CO Brandon Hartleben encountered a small red sedan stuck in the mud in the grassy median between Riverbank and Central directly across from the beach while patrolling Belle Isle State Park. With assistance from CO Ariel Young, the female subject operating the vehicle was eventually identified and was cited for operating a motor vehicle in a non-designated area at a state park. A tow company was called to remove the hopelessly stuck vehicle and the operator was able to pay the removal fee in lieu of the vehicle being impounded.

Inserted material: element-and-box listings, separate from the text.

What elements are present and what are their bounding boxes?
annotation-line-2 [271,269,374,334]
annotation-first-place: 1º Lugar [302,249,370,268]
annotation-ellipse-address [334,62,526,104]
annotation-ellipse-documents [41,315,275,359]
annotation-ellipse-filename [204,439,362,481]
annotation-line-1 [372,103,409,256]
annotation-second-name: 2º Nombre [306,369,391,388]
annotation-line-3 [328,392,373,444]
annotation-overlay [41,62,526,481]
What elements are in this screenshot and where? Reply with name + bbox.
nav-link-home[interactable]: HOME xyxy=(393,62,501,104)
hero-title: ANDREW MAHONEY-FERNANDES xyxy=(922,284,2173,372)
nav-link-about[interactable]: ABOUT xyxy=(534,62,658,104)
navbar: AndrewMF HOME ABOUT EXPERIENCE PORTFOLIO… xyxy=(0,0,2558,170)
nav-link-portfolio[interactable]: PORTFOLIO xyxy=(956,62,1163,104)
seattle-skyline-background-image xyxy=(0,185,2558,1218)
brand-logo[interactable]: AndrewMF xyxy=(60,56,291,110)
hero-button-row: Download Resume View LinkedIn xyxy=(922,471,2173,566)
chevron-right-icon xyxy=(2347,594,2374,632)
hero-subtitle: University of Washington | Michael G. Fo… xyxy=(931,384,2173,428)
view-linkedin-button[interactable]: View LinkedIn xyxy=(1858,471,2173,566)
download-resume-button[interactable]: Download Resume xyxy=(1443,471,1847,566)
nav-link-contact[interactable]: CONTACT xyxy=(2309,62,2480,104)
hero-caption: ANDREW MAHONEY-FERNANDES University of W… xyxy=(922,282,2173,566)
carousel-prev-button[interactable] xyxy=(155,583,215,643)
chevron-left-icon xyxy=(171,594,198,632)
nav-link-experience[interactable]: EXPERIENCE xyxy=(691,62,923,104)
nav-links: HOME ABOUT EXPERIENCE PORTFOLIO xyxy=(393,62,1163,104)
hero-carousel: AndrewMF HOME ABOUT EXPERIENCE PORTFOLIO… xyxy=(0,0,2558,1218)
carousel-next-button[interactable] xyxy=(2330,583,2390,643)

While on patrol at Belle Isle, COs Ariel Young and Brandon Vacek responded to a medical call at the Detroit Yacht Club. The call came out that someone had fallen and was possibly having seizures.  Upon their arrival, the COs located the unresponsive person and provided first aid until EMS could get on scene. The individual was then transported to a local hospital for care.

Sgt. Shane Webster made a traffic stop for a vehicle being operated at 45 mph on Belle Isle where the speed limit is 25 mph.  The operator was found to have a suspended license and six outstanding warrants, including one for failing to appear on the charge of assaulting a police officer. The warrants were confirmed via Law Enforcement Information Network and Station 20, and a meet was arranged with the Ypsilanti police. The subject was arrested and turned over to them for lodging in the Washtenaw County Jail.